A major challenge within the labor arbitration profession is the fact that, despite express policies against discrimination on the bases of race, sex, and other innate characteristics of arbitrators, the vast majority of labor arbitrators have been Caucasian men. This has led some labor arbitration parties to ask why the arbitrators do not look like them, with consequent questions about whether the arbitrators really understand them. (See, e.g., Homer C. La Rue, “A Call — and a Blueprint — for Change,” American Bar Association Dispute Resolution Magazine, VOL 27, NO 1, January 2022. See also, Homer C. La Rue and Alan A. Symonette, The Ray Corollary Initiative: How to Achieve Diversity and Inclusion In Arbitrator Selection, 63(2) Howard L.J. 205 (Winter 2020).)

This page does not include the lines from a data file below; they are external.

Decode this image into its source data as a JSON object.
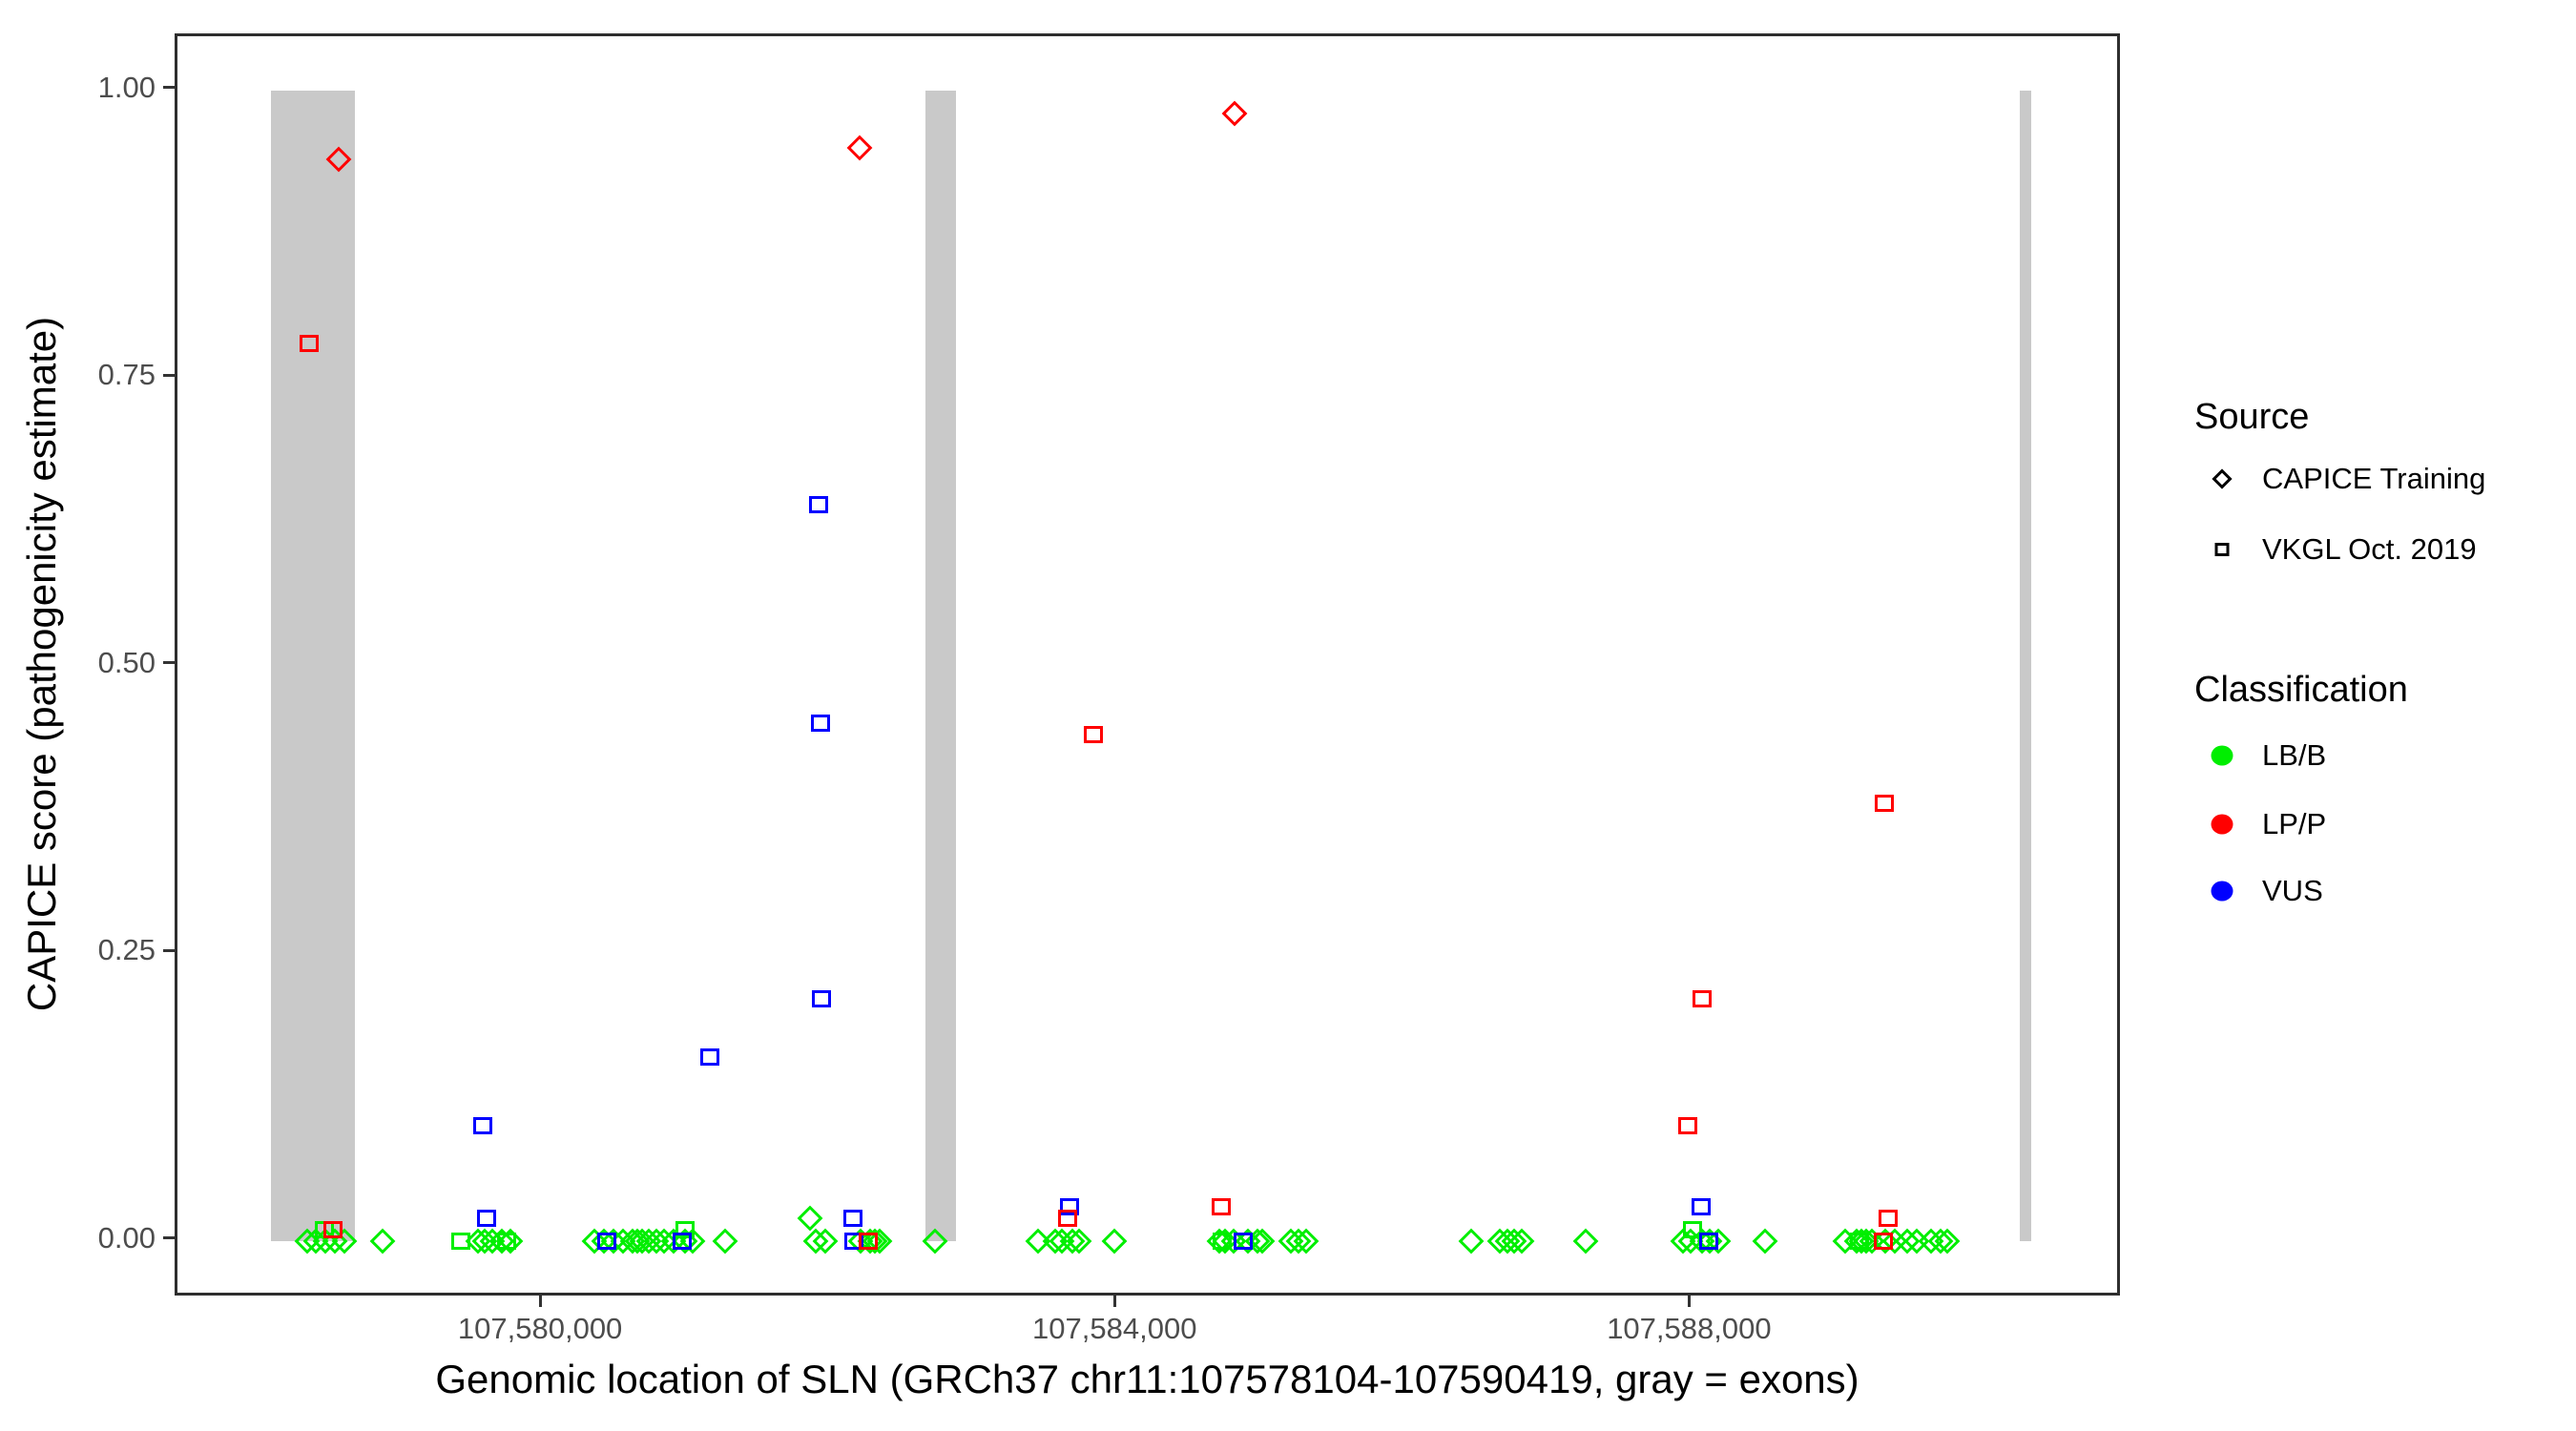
{
  "colors": {
    "lb_b": "#00ee00",
    "lp_p": "#ff0000",
    "vus": "#0000ff",
    "exon_gray": "#c9c9c9",
    "axis_text": "#4d4d4d",
    "panel_border": "#2e2e2e"
  },
  "axes": {
    "x": {
      "title": "Genomic location of SLN (GRCh37 chr11:107578104-107590419, gray = exons)"
    },
    "y": {
      "title": "CAPICE score (pathogenicity estimate)"
    }
  },
  "legend": {
    "source": {
      "title": "Source",
      "items": [
        {
          "label": "CAPICE Training",
          "shape": "diamond"
        },
        {
          "label": "VKGL Oct. 2019",
          "shape": "square"
        }
      ]
    },
    "classification": {
      "title": "Classification",
      "items": [
        {
          "label": "LB/B",
          "color": "#00ee00"
        },
        {
          "label": "LP/P",
          "color": "#ff0000"
        },
        {
          "label": "VUS",
          "color": "#0000ff"
        }
      ]
    }
  },
  "chart_data": {
    "type": "scatter",
    "title": "",
    "xlabel": "Genomic location of SLN (GRCh37 chr11:107578104-107590419, gray = exons)",
    "ylabel": "CAPICE score (pathogenicity estimate)",
    "x_range": [
      107577455,
      107591000
    ],
    "y_range": [
      -0.05,
      1.047
    ],
    "grid": "off",
    "legend_position": "right",
    "x_ticks": [
      {
        "value": 107580000,
        "label": "107,580,000"
      },
      {
        "value": 107584000,
        "label": "107,584,000"
      },
      {
        "value": 107588000,
        "label": "107,588,000"
      }
    ],
    "y_ticks": [
      {
        "value": 0.0,
        "label": "0.00"
      },
      {
        "value": 0.25,
        "label": "0.25"
      },
      {
        "value": 0.5,
        "label": "0.50"
      },
      {
        "value": 0.75,
        "label": "0.75"
      },
      {
        "value": 1.0,
        "label": "1.00"
      }
    ],
    "exons": [
      {
        "start": 107578104,
        "end": 107578690
      },
      {
        "start": 107582660,
        "end": 107582875
      },
      {
        "start": 107590280,
        "end": 107590365
      }
    ],
    "series": [
      {
        "name": "CAPICE Training",
        "classification": "LB/B",
        "shape": "diamond",
        "color": "#00ee00",
        "points": [
          [
            107578358,
            0
          ],
          [
            107578417,
            0
          ],
          [
            107578483,
            0
          ],
          [
            107578550,
            0
          ],
          [
            107578616,
            0
          ],
          [
            107578881,
            0
          ],
          [
            107579550,
            0
          ],
          [
            107579596,
            0
          ],
          [
            107579649,
            0
          ],
          [
            107579715,
            0
          ],
          [
            107579775,
            0
          ],
          [
            107580358,
            0
          ],
          [
            107580424,
            0
          ],
          [
            107580490,
            0
          ],
          [
            107580556,
            0
          ],
          [
            107580623,
            0
          ],
          [
            107580656,
            0
          ],
          [
            107580689,
            0
          ],
          [
            107580735,
            0
          ],
          [
            107580788,
            0
          ],
          [
            107580841,
            0
          ],
          [
            107580907,
            0
          ],
          [
            107580987,
            0
          ],
          [
            107581040,
            0
          ],
          [
            107581265,
            0
          ],
          [
            107581861,
            0.02
          ],
          [
            107581901,
            0
          ],
          [
            107581967,
            0
          ],
          [
            107582212,
            0
          ],
          [
            107582278,
            0
          ],
          [
            107582311,
            0
          ],
          [
            107582344,
            0
          ],
          [
            107582728,
            0
          ],
          [
            107583450,
            0
          ],
          [
            107583569,
            0
          ],
          [
            107583616,
            0
          ],
          [
            107583689,
            0
          ],
          [
            107583735,
            0
          ],
          [
            107583980,
            0
          ],
          [
            107584708,
            0
          ],
          [
            107584748,
            0
          ],
          [
            107584808,
            0
          ],
          [
            107584907,
            0
          ],
          [
            107584973,
            0
          ],
          [
            107585006,
            0
          ],
          [
            107585205,
            0
          ],
          [
            107585258,
            0
          ],
          [
            107585311,
            0
          ],
          [
            107586463,
            0
          ],
          [
            107586662,
            0
          ],
          [
            107586715,
            0
          ],
          [
            107586761,
            0
          ],
          [
            107586814,
            0
          ],
          [
            107587258,
            0
          ],
          [
            107587940,
            0
          ],
          [
            107587993,
            0
          ],
          [
            107588072,
            0
          ],
          [
            107588125,
            0
          ],
          [
            107588185,
            0
          ],
          [
            107588510,
            0
          ],
          [
            107589066,
            0
          ],
          [
            107589145,
            0
          ],
          [
            107589178,
            0
          ],
          [
            107589212,
            0
          ],
          [
            107589251,
            0
          ],
          [
            107589344,
            0
          ],
          [
            107589410,
            0
          ],
          [
            107589496,
            0
          ],
          [
            107589563,
            0
          ],
          [
            107589662,
            0
          ],
          [
            107589728,
            0
          ],
          [
            107589781,
            0
          ]
        ]
      },
      {
        "name": "CAPICE Training",
        "classification": "LP/P",
        "shape": "diamond",
        "color": "#ff0000",
        "points": [
          [
            107578580,
            0.94
          ],
          [
            107582205,
            0.95
          ],
          [
            107584814,
            0.98
          ]
        ]
      },
      {
        "name": "VKGL Oct. 2019",
        "classification": "LB/B",
        "shape": "square",
        "color": "#00ee00",
        "points": [
          [
            107578477,
            0.01
          ],
          [
            107579430,
            0
          ],
          [
            107579748,
            0
          ],
          [
            107580987,
            0.01
          ],
          [
            107584728,
            0
          ],
          [
            107588006,
            0.01
          ],
          [
            107589165,
            0
          ]
        ]
      },
      {
        "name": "VKGL Oct. 2019",
        "classification": "VUS",
        "shape": "square",
        "color": "#0000ff",
        "points": [
          [
            107579583,
            0.1
          ],
          [
            107579609,
            0.02
          ],
          [
            107580444,
            0
          ],
          [
            107580967,
            0
          ],
          [
            107581159,
            0.16
          ],
          [
            107581921,
            0.64
          ],
          [
            107581934,
            0.45
          ],
          [
            107581940,
            0.21
          ],
          [
            107582159,
            0.02
          ],
          [
            107582166,
            0
          ],
          [
            107583669,
            0.03
          ],
          [
            107584874,
            0
          ],
          [
            107588066,
            0.03
          ],
          [
            107588119,
            0
          ]
        ]
      },
      {
        "name": "VKGL Oct. 2019",
        "classification": "LP/P",
        "shape": "square",
        "color": "#ff0000",
        "points": [
          [
            107578370,
            0.78
          ],
          [
            107578536,
            0.01
          ],
          [
            107582265,
            0
          ],
          [
            107583656,
            0.02
          ],
          [
            107583834,
            0.44
          ],
          [
            107584722,
            0.03
          ],
          [
            107587973,
            0.1
          ],
          [
            107588072,
            0.21
          ],
          [
            107589331,
            0
          ],
          [
            107589336,
            0.38
          ],
          [
            107589369,
            0.02
          ]
        ]
      }
    ]
  }
}
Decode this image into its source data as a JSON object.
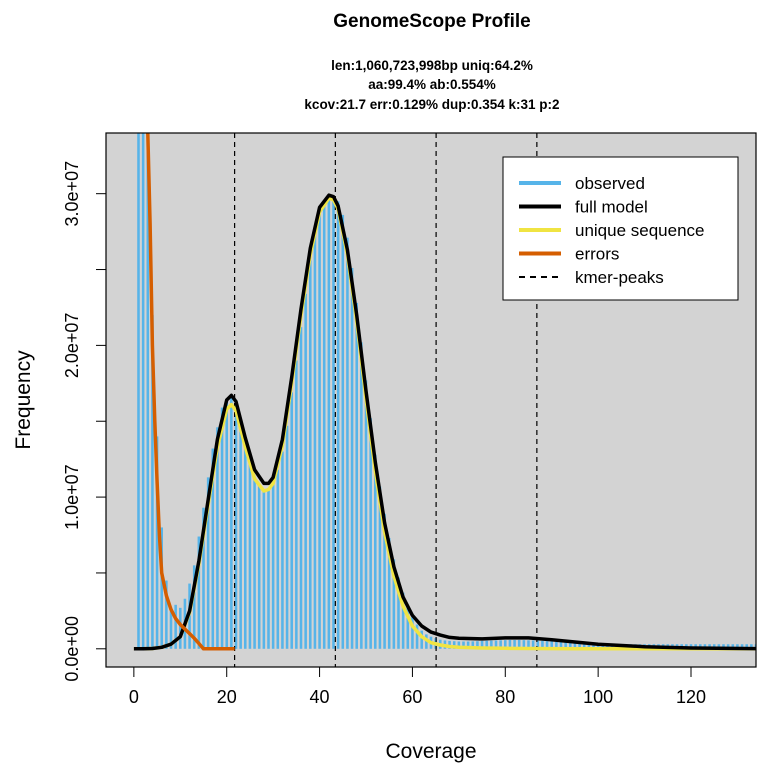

The National Academy of Arbitrators has recognized this dilemma for years, and has not only begun but also increased its efforts to promote opportunities for arbitrators of underrepresented groups to gain access to selecting parties – and, therefore, access to opportunities to arbitrate labor management disputes. One way in which the Academy has done so is through its association with the Ray Corollary Initiative (“RCI”).
Building on established processes embraced by many major law firms (i.e., the “Mansfield Rule,”) and the National Football League (the “Rooney Rule,”) the RCI seeks to boost opportunities for selection of non-White-male labor arbitrators simply by “. . . set[ting] as a goal to include at least 30% diverse neutrals (defined consistently with ABA Resolution 105 as persons who are Black, Hispanic, Latino/a/x, Indigenous, AAPI, other people of color, women, persons of differing sexual orientations and gender identities, and persons living with disabilities) as candidates on any list (three or more) from which the neutrals for a given matter are ultimately selected.” Copies of the various iterations of the RCI pledge may be found here.
As does the National Academy of Arbitrators, we in the NAA Southeast Region strongly endorse the RCI approach and encourage all labor and management advocates to consider taking the pledge and to adhere to its guidelines.